Ouganda: Ongwen, ancien chef de la LRA, sera transféré à La Haye

Dominic Ongwen, proche de Joseph Kony et ancien commandant de la LRA, va être remis à la Cour pénale internationale (CPI) pour y être jugé pour crimes de guerre et crimes contre l’humanité. Aux mains des forces américaines en Centrafrique - après sa reddition il y a une semaine -, Ongwen a œuvré pendant près de 25 ans au sein de la sanguinaire rébellion ougandaise, l’Armée de résistance du Seigneur (LRA).



Une patrouille l'armée ougandaise dans la jungle sur les traces des rebelles de la LRA, en avril 2012. AFP PHOTO/STRINGER
Une patrouille l'armée ougandaise dans la jungle sur les traces des rebelles de la LRA, en avril 2012. AFP PHOTO/STRINGER

Le 6 janvier dernier, le département d'Etat américain annonce qu'un homme se présentant comme Dominic Ongwen s'est rendu aux forces américaines en Centrafrique. L'Ouganda confirme très vite l'information, puisqu’Ougandais et Américains occupent la même base. Le ministre ougandais de la Défense affirme dans un premier temps que Dominic Ongwen sera remis à Kampala. Or l'Ouganda n'a jamais lancé de mandat d'arrêt contre lui.

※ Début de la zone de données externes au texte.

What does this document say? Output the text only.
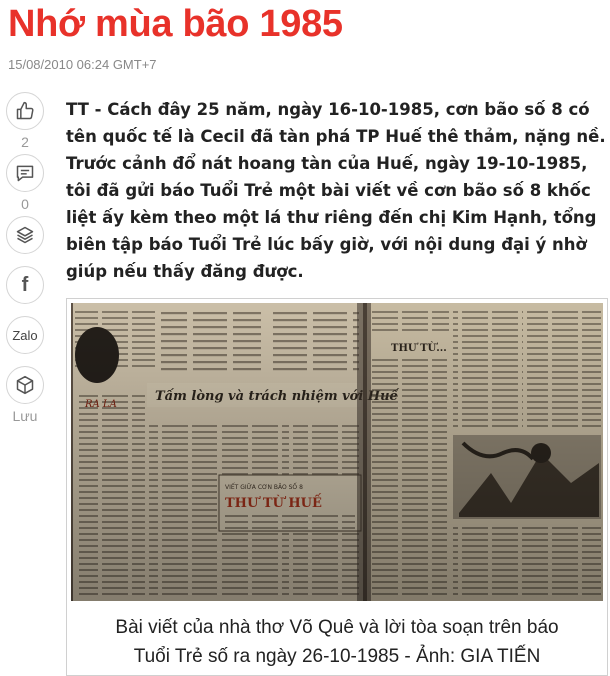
Nhớ mùa bão 1985
15/08/2010 06:24 GMT+7
2
0
f
Zalo
Lưu

TT - Cách đây 25 năm, ngày 16-10-1985, cơn bão số 8 có tên quốc tế là Cecil đã tàn phá TP Huế thê thảm, nặng nề. Trước cảnh đổ nát hoang tàn của Huế, ngày 19-10-1985, tôi đã gửi báo Tuổi Trẻ một bài viết về cơn bão số 8 khốc liệt ấy kèm theo một lá thư riêng đến chị Kim Hạnh, tổng biên tập báo Tuổi Trẻ lúc bấy giờ, với nội dung đại ý nhờ giúp nếu thấy đăng được.

Bài viết của nhà thơ Võ Quê và lời tòa soạn trên báo
Tuổi Trẻ số ra ngày 26-10-1985 - Ảnh: GIA TIẾN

En revanche, la Cour pénale internationale (CPI) a bel et bien émis un mandat contre le numéro deux de la LRA. Cela fait partie des cinq mandats émis en 2005 émis contre des responsables de la rébellion ougandaise pour des faits commis en 2004 dans le nord de l'Ouganda.

D’après le porte-parole de l’armée ougandaise, ce sont les autorités centrafricaines qui vont remettre directement Dominic Ongwen à la Cour pénale internationale. On ignore encore les détails de ce transfert, mais il serait imminent, selon la même source. L’Ouganda, les Etats-Unis et la CPI sont donc arrivés à un consensus, après plusieurs jours de négociations. Plus tôt dans la semaine, Kampala affirmait pourtant qu’il souhaitait juger l’homme sur son territoire avant de changer visiblement d’avis.

A La Haye, « les victimes auront une chance d’obtenir justice et Ongwen de se défendre », argumente encore le porte-parole de l’armée. Il n’est en tout cas pas question d’une amnistie présidentielle comme le suggérait un enregistrement, attribué aux rebelles, diffusé lundi sur une télévision ougandaise et largement repris sur les médias sociaux. Dans cette interview Dominic Ongwen, l'homme se présentant comme le commandant de la LRA, appelait ses anciens compagnons d'armes à se rendre et évoquait un éventuel pardon du président ougandais Yoweri Museveni. Ce mardi, la présidence assurait en effet que l’amnistie ne s’appliquait pas au cas de crimes contre l’humanité ou de crimes de guerre.

Rappelons que Dominic Ongwen est poursuivi de ces deux chefs d’inculpation depuis 2005, après que la CPI a enquêté en Ouganda – à la demande de Kampala – sur les exactions commises par la LRA dans le nord du pays. La rébellion aurait fait, selon l’ONU, plus de 100 000 morts et kidnappé 60 000 mineurs.